The most glaring hole on the Ravens roster continues to be at left guard after Ben Grubbs signed with the New Orleans Saints and Evan Mathis didn’t accept the Ravens’ reported offer and returned to Philadelphia.

Grubbs was Plan A. Mathis was Plan B.

Could Ravens 2011 third-round draft pick Jah Reid be Plan C?

That wouldn’t be surprising, says The Baltimore Sun’s Jeff Zrebiec.

Reid has never played the position, as he was drafted out of Central Florida as a tackle. But the Ravens have been impressed with him thus far, and Zrebiec says that giving him the opportunity would be a move that is typical of the Ravens. Historically speaking, Baltimore usually looks internally first when filling needs.

It certainly would be a risky move, replacing a Pro Bowl guard with an untested, younger player who is going to be asked to play a different position,” wrote Zrebiec. “And it certainly may be a tough sell for the fans … But the Ravens obviously have a history of making good evaluations of their own personnel, and they feel like Reid made some nice strides in practice last year.

“If they don’t feel like there is a strong option still available on the free agent market, I could see them using the money elsewhere and giving Reid the opportunity.”

Regardless of what happens with Reid, Zrebiec believes the Ravens will still bring in a veteran guard off the market.

Later today, Garrett Downing will post an article on the guards still available on the market, which just got one bigger yesterday.

The Dallas Cowboys released veteran guard Kyle Kosier after spending $30 million in new contracts last week. Kosier started 80 straight games in which he was active since joining the Cowboys in 2006, according to ESPN.

Benson, Jacobs Options At Backup RB

The running back market has been slow to develop, which could be good news for the Ravens.

Baltimore will give second-year running back Anthony Allen every opportunity to win the backup role to Ray Rice, but that wouldn’t preclude them from plucking another option from the market.

As I’ve noted before, Eisenberg believes the physical bruiser Brandon Jacobs, formerly a N.Y. Giant, could fill that role.

But the answer could be a little closer to home in Cedric Benson, who had three consecutive 1,000-yard rushing seasons for AFC North rival Cincinnati Bengals.

The Ravens may have plenty of time to think about bringing him in.
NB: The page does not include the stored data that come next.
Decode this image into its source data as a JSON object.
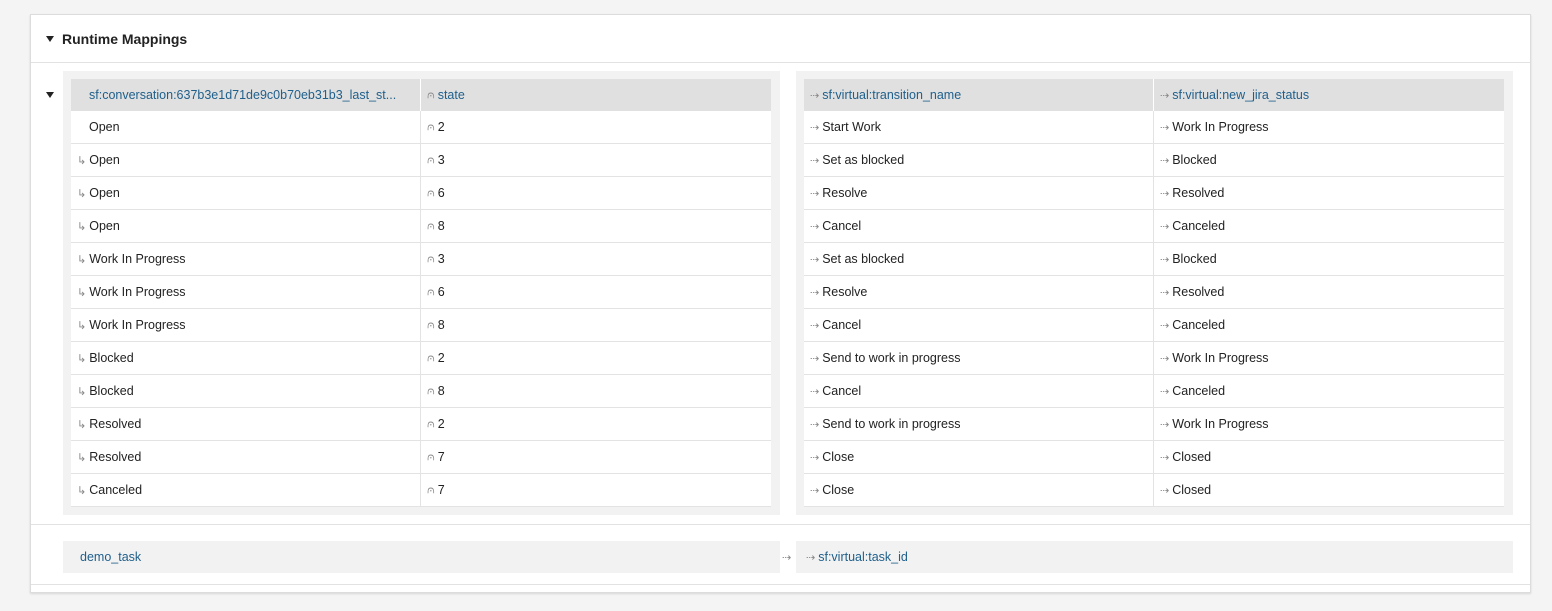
{
  "panel": {
    "title": "Runtime Mappings"
  },
  "glyphs": {
    "state": "⩀",
    "arrow": "⇢",
    "child": "↳"
  },
  "left_table": {
    "headers": [
      "sf:conversation:637b3e1d71de9c0b70eb31b3_last_st...",
      "state"
    ],
    "rows": [
      {
        "label": "Open",
        "value": "2",
        "child": false
      },
      {
        "label": "Open",
        "value": "3",
        "child": true
      },
      {
        "label": "Open",
        "value": "6",
        "child": true
      },
      {
        "label": "Open",
        "value": "8",
        "child": true
      },
      {
        "label": "Work In Progress",
        "value": "3",
        "child": true
      },
      {
        "label": "Work In Progress",
        "value": "6",
        "child": true
      },
      {
        "label": "Work In Progress",
        "value": "8",
        "child": true
      },
      {
        "label": "Blocked",
        "value": "2",
        "child": true
      },
      {
        "label": "Blocked",
        "value": "8",
        "child": true
      },
      {
        "label": "Resolved",
        "value": "2",
        "child": true
      },
      {
        "label": "Resolved",
        "value": "7",
        "child": true
      },
      {
        "label": "Canceled",
        "value": "7",
        "child": true
      }
    ]
  },
  "right_table": {
    "headers": [
      "sf:virtual:transition_name",
      "sf:virtual:new_jira_status"
    ],
    "rows": [
      {
        "transition": "Start Work",
        "status": "Work In Progress"
      },
      {
        "transition": "Set as blocked",
        "status": "Blocked"
      },
      {
        "transition": "Resolve",
        "status": "Resolved"
      },
      {
        "transition": "Cancel",
        "status": "Canceled"
      },
      {
        "transition": "Set as blocked",
        "status": "Blocked"
      },
      {
        "transition": "Resolve",
        "status": "Resolved"
      },
      {
        "transition": "Cancel",
        "status": "Canceled"
      },
      {
        "transition": "Send to work in progress",
        "status": "Work In Progress"
      },
      {
        "transition": "Cancel",
        "status": "Canceled"
      },
      {
        "transition": "Send to work in progress",
        "status": "Work In Progress"
      },
      {
        "transition": "Close",
        "status": "Closed"
      },
      {
        "transition": "Close",
        "status": "Closed"
      }
    ]
  },
  "footer": {
    "source": "demo_task",
    "target": "sf:virtual:task_id"
  }
}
“I think this is a guy who may have to wait until after the draft [to be signed], have some teams fill some needs,” said NFL Network’s Brian Baldinger. “Let’s just say the Baltimore Ravens. They’re there and they’re looking for a backup to Ray Rice and they don’t select anybody in the draft. He could go in there and fill Ricky Williams’ spot. And he could have an extended career for three or four years [as] a change-of-pace back to Ray Rice.”